A student from Menahga who committed suicide will have a commemorative page in the 2013 yearbook, school board members decided Monday evening.
Several people have asked the board of directors to include a commemorative page for Kyle Kenyon in the directory. Kenyon would have graduated from 2013.
In early October, a group of people took the issue to the media via Facebook. The issue was in the news statewide and nationally. Administrators said they were still making decisions when the problem hit the internet.
Since then, the matter has been referred to the school board and parents and students have been invited to be part of the policy-making process surrounding the contents of the yearbook.
On Monday night, Kenyon’s mother Peggy Havnes asked the board to keep Kyle in mind and said, “I beg you to allow him to be in the directory.”
Mikey Anderson spoke on behalf of the seniors of Menahga who wanted a commemorative page. He conducted a survey of the upper class. The results showed that 21 students wanted a commemorative page, six students did not want a commemorative page, and eight students were neutral on the issue.
“He was my best friend,” Anderson said of Kenyon. “It should be included.”
Patricia Samuelson said the suicide had hit the tight-knit community hard and that she was still in mourning. Samuelson is the parent of a senior class member.
“I am 100 percent in favor,” of including a commemorative page in the directory.
Colleen Frost, from Perham, heard about the problem that Menahga School is going through and wanted to share her take on how to cope with death.
She explained that she had cancer and was told she had a year to live. She underwent multiple rounds of chemotherapy and survived the predictions.
“These kids are healing,” Frost said. “… I’m the Kyle team. Let’s remember how he lived, not how he died.”
Patti Starke, executive director of the Mental Health Consumer / Survivor Network of Minnesota, also attended the meeting.
She told the school board that she was ready to donate resources to the school for education about mental illness.
“Death is a very difficult thing,” she said. She implored the council to listen to the children and support their decision.
School administrators presented the board with five options regarding ways to include Kenyon in the yearbook and school activities.

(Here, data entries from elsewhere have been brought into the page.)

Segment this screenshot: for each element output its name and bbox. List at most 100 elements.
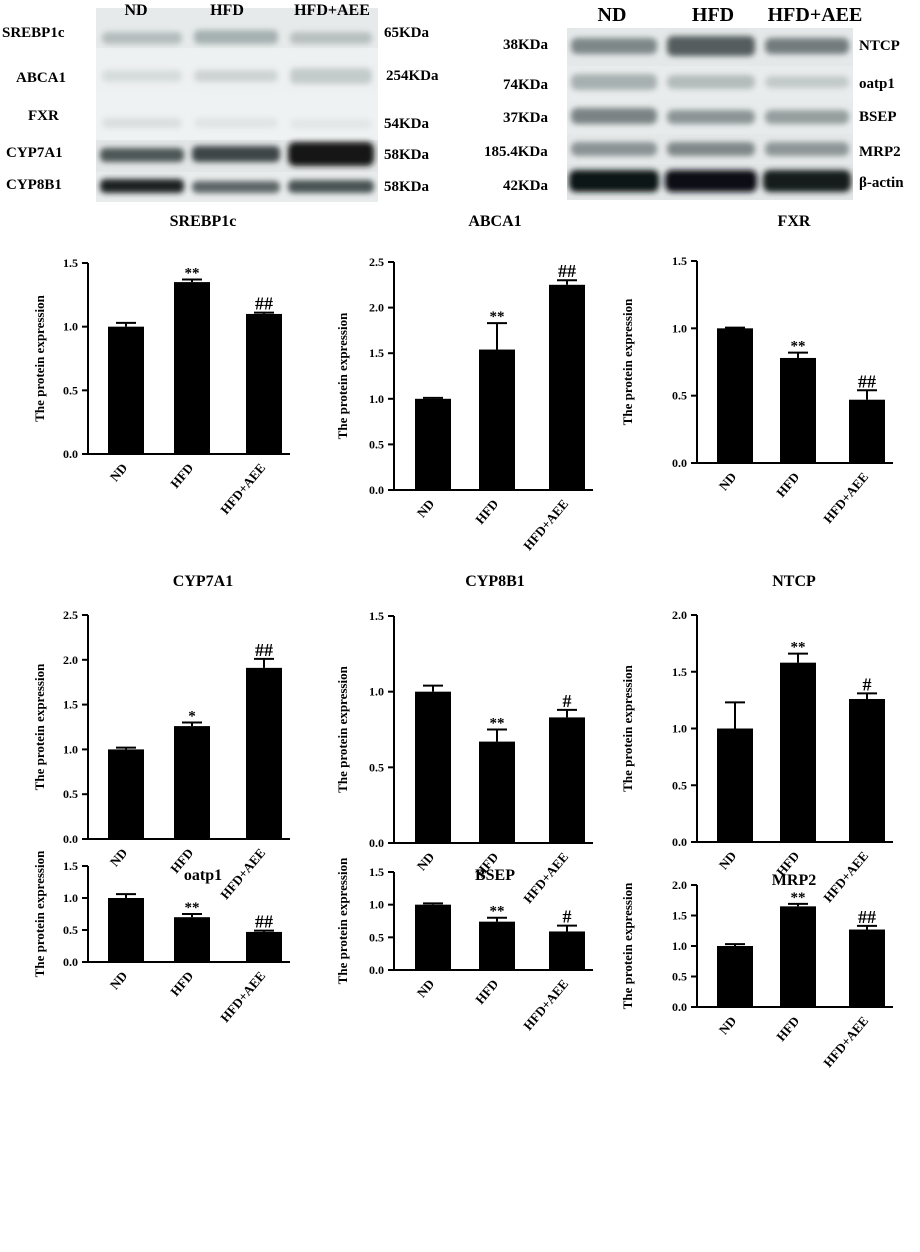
y-tick-label: 0.0 — [369, 963, 384, 977]
band — [102, 118, 182, 128]
blot-protein-label: oatp1 — [859, 76, 895, 92]
band — [667, 110, 755, 124]
chart-title: MRP2 — [772, 872, 816, 889]
blot-image-right — [567, 28, 853, 200]
bar — [246, 667, 282, 839]
blot-lane-header: HFD+AEE — [294, 2, 370, 19]
y-axis-label: The protein expression — [335, 312, 350, 439]
significance-label: ** — [490, 716, 505, 732]
y-axis-label: The protein expression — [32, 294, 47, 421]
band — [192, 181, 280, 193]
significance-label: ** — [185, 266, 200, 282]
chart-title: CYP8B1 — [465, 573, 525, 590]
blot-size-label: 185.4KDa — [484, 144, 548, 160]
significance-label: ** — [791, 640, 806, 656]
y-tick-label: 0.0 — [672, 456, 687, 470]
band — [765, 142, 849, 156]
band — [192, 146, 280, 162]
blot-size-label: 38KDa — [503, 37, 548, 53]
y-tick-label: 1.0 — [369, 898, 384, 912]
bar — [246, 313, 282, 454]
y-tick-label: 2.0 — [672, 878, 687, 892]
bar — [415, 904, 451, 970]
band — [765, 76, 849, 88]
bar — [717, 328, 753, 463]
band — [765, 38, 849, 54]
chart-title: BSEP — [475, 867, 515, 884]
bar — [415, 691, 451, 843]
blot-size-label: 65KDa — [384, 25, 429, 41]
y-tick-label: 1.5 — [63, 698, 78, 712]
bar — [849, 399, 885, 463]
y-tick-label: 1.5 — [63, 256, 78, 270]
x-tick-label: HFD — [773, 1013, 802, 1044]
chart-title: oatp1 — [184, 867, 222, 884]
band — [102, 32, 182, 44]
y-tick-label: 0.5 — [369, 930, 384, 944]
blot-lane-header: HFD — [210, 2, 244, 19]
blot-size-label: 254KDa — [386, 68, 439, 84]
band — [290, 68, 372, 84]
significance-label: * — [188, 709, 196, 725]
blot-size-label: 58KDa — [384, 179, 429, 195]
y-tick-label: 2.0 — [672, 608, 687, 622]
y-tick-label: 0.5 — [63, 383, 78, 397]
band — [667, 75, 755, 89]
bar — [174, 282, 210, 454]
bar — [108, 898, 144, 962]
y-tick-label: 1.0 — [369, 392, 384, 406]
blot-size-label: 54KDa — [384, 116, 429, 132]
blot-protein-label: CYP7A1 — [6, 145, 63, 161]
bar — [415, 398, 451, 490]
y-tick-label: 2.0 — [369, 301, 384, 315]
y-tick-label: 0.5 — [63, 787, 78, 801]
significance-label: # — [563, 691, 572, 711]
y-tick-label: 1.0 — [63, 320, 78, 334]
band — [290, 32, 372, 44]
band — [763, 170, 851, 192]
band — [288, 180, 374, 193]
y-tick-label: 2.0 — [63, 653, 78, 667]
blot-lane-header: ND — [597, 4, 627, 26]
bar — [479, 349, 515, 490]
y-axis-label: The protein expression — [620, 882, 635, 1009]
band — [571, 142, 657, 156]
blot-lane-header: ND — [124, 2, 148, 19]
blot-size-label: 58KDa — [384, 147, 429, 163]
significance-label: ## — [255, 640, 273, 660]
significance-label: ** — [791, 339, 806, 355]
y-tick-label: 1.0 — [63, 742, 78, 756]
blot-size-label: 37KDa — [503, 110, 548, 126]
bar — [174, 726, 210, 839]
bar — [849, 929, 885, 1007]
bar — [479, 741, 515, 843]
y-tick-label: 0.5 — [369, 760, 384, 774]
y-tick-label: 0.5 — [672, 970, 687, 984]
band — [194, 118, 278, 128]
band — [571, 38, 657, 54]
chart-title: ABCA1 — [468, 213, 521, 230]
y-axis-label: The protein expression — [32, 663, 47, 790]
y-tick-label: 0.0 — [63, 955, 78, 969]
bar — [479, 921, 515, 970]
band — [571, 108, 657, 124]
significance-label: # — [563, 907, 572, 927]
blot-size-label: 74KDa — [503, 77, 548, 93]
bar — [549, 717, 585, 843]
blot-protein-label: NTCP — [859, 38, 900, 54]
y-tick-label: 1.0 — [672, 321, 687, 335]
bar — [174, 917, 210, 962]
y-axis-label: The protein expression — [335, 857, 350, 984]
blot-protein-label: CYP8B1 — [6, 177, 62, 193]
y-tick-label: 1.0 — [63, 891, 78, 905]
significance-label: ** — [490, 309, 505, 325]
y-tick-label: 1.5 — [63, 859, 78, 873]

Options included purchasing space in the directory for senior recognition, advertising from sponsors, purchasing additional pages, a senior class photo next to Kenyon’s truck, and inclusion in the slideshow at the graduation.
High school principal Dan Stifter said it was a complex issue and he had done a lot of research. He was worried about the possibility of contagion and the suicide of another student after seeing a memorial.
Superintendent Mary Klamm said the intention was never to exclude Kenyon, but the administration said no to a full-page memorial.
Board members had mixed feelings about the issue and some took issue with the way it was raised on Facebook before the directors had a chance to reach a resolution.
Board member Jon Kangas said there were differing views on contagions, but ultimately said it was about the students and what they wanted to include. He approved a full page memorial for Kenyon.
Board member Ernest Huhta also spoke in favor of a full-page memorial.
“This is the wish of the students,” he said.
Board member Curtis Hasbargen questioned other memorials and whether this decision would prioritize other memorials for teachers, board members or others .
Board member Brad Goehrig has said in the back of his mind that he is worried about the contagion. He was also worried about how the problem was being handled.
“It could have been settled much more peacefully,” he said of the issue forwarded to Facebook.
Board member Al Peterson said he understood both sides of the argument, but was in favor of the commemorative page.
Board chairman Durwin Tomperi said he was also concerned about how the issue was brought to everyone in the media.
The council approved page 4-2 of the memorial, with Goehrig and Hasbargen voting in opposition.
One concern that has been discussed is that an additional commemorative page would cost money. The board is unable to pay for the page. Huhta said several people in the community have already announced that they will donate to the cause.
The discussion then led to the decision to ask the administration to develop language to add to the student manual regarding the contents of the yearbook that could be referred to in the future.
Kenyon’s mother Havnes thanked the board and asked to work with the students to definitively approve the memorial page and photo of her son in the yearbook.